Mitten im "Shahr-e nou"-Viertel, der "Neustadt", liegt der Platz Charahi Sedarat. An seinem südlichen Ende steht ein zweistöckiges Gebäude, es wirkt unscheinbar und verblichen. "Shah M Book Co" steht in verblassten Lettern auf der gelben Häuserwand - der Buchladen von Mohammad Schah. Das Schaufenster ist immer noch zugeklebt wie zu Zeiten der Taliban. Auch die Eingangstüre aus Glas lässt den freien Blick ins Innere nicht zu.

Hundert Käufer reichen für einen Bestseller

Seit den Zeiten des gesellschaftlichen Aufbruchs und der Öffnung Afghanistans in den 1970er Jahren hat der Buchhändler sein Geschäft niemals über einen längeren Zeitraum geschlossen. Hier konnte man zu allen Zeiten Bücher finden. Ob Literatur oder Sachbuch, Touristen- oder Museumsführer, ob Kinder- oder Lehrbuch. Heute sind 100 verkaufte Exemplare, wie die Memoiren eines Vizeministers, schon ein kleiner Bestseller.

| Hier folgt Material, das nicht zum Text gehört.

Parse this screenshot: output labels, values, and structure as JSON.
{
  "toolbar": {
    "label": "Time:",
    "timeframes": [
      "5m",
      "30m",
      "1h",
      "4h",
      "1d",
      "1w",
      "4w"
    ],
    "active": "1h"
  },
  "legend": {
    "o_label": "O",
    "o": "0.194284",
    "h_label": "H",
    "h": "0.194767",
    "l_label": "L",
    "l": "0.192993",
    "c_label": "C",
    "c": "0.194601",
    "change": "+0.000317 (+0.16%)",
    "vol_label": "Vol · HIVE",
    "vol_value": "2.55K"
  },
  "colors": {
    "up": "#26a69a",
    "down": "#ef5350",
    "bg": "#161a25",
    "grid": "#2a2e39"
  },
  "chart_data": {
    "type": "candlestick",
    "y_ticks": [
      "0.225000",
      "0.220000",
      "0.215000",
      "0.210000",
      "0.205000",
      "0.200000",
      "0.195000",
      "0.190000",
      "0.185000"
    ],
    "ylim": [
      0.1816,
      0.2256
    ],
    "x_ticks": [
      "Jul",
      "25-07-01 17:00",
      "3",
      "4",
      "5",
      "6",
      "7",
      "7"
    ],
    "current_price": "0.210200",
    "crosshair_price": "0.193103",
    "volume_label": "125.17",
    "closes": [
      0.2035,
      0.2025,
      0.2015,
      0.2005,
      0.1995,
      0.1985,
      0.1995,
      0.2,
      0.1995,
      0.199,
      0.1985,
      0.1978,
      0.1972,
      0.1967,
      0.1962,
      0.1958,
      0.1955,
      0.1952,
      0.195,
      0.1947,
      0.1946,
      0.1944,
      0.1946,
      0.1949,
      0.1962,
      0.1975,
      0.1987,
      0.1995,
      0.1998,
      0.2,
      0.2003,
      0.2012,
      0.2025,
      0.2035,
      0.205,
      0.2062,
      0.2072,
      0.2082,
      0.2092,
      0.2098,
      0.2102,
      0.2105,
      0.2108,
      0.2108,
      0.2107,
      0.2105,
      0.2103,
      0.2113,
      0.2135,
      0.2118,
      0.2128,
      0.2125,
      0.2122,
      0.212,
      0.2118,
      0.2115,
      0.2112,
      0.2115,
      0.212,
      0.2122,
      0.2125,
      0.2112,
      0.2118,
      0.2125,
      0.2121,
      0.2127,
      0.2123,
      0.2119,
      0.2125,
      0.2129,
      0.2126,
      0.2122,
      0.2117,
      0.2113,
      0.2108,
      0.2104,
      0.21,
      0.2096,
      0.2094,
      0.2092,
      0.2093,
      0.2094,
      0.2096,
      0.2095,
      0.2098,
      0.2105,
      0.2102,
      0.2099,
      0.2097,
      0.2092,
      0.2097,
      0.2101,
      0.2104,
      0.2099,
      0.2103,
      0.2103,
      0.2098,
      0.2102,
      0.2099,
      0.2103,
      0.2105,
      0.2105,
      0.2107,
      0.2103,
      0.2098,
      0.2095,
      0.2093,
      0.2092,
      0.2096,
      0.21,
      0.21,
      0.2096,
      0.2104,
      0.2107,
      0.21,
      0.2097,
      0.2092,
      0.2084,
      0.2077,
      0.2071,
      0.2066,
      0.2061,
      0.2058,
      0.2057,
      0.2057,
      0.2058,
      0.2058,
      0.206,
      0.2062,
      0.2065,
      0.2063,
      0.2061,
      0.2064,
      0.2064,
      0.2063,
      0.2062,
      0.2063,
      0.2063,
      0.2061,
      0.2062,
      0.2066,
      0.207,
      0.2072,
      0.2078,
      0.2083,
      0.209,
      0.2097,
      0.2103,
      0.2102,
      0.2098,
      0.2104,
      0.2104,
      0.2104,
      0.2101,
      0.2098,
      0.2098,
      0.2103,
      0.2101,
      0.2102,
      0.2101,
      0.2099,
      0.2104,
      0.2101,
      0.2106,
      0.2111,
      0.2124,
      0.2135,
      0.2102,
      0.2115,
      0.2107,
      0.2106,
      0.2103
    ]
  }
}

Der Buchladen wirkt eng. In einem fensterlosen, rechteckigen Raum sind auf Tischen Fachliteratur für Elektronik und Computertechnik sowie Persisch-Englische Lehrbücher ausgelegt. Und im Zwischenlager, nicht größer als eine Abstellkammer, türmen sich mannshoch auf einem einfachen Holztisch Bücher aus vergangen Jahrzehnten in Russisch, Englisch, Französisch, Deutsch, Persisch, Dari, Pashtu und zahlreichen weiteren Sprachen auf.

Der Krieg hat die Tradition ausgelöscht

Aber der Buchladen ist mehr als nur ein einfacher Verkaufsraum. Er ist vor allem ein Ort, an dem das Wissen um eine jahrhundertealte, persisch geprägte Gelehrtenkultur gepflegt wird. Hier erzählt man die Geschichte vom langen afghanischen Krieg als Verlust einer kulturellen Tradition.

"Die Afghanen sind von ihren Erinnerungen abgeschnitten, ihr kollektives Gedächtnis ist ausgelöscht worden", sagt Mohammad Schah. "Auch die neuen Machthaber schicken zum Spionieren wieder Geheimdienstler in meinen Buchladen."

"Kinderbücher sind zu gefährlich"

Schah berichtet auch von alltäglichen Problemen. So hat er während der Buchmesse 2004 in Bombay englischsprachige Kinderbücher gekauft. Sie können jedoch den Zoll nicht passieren.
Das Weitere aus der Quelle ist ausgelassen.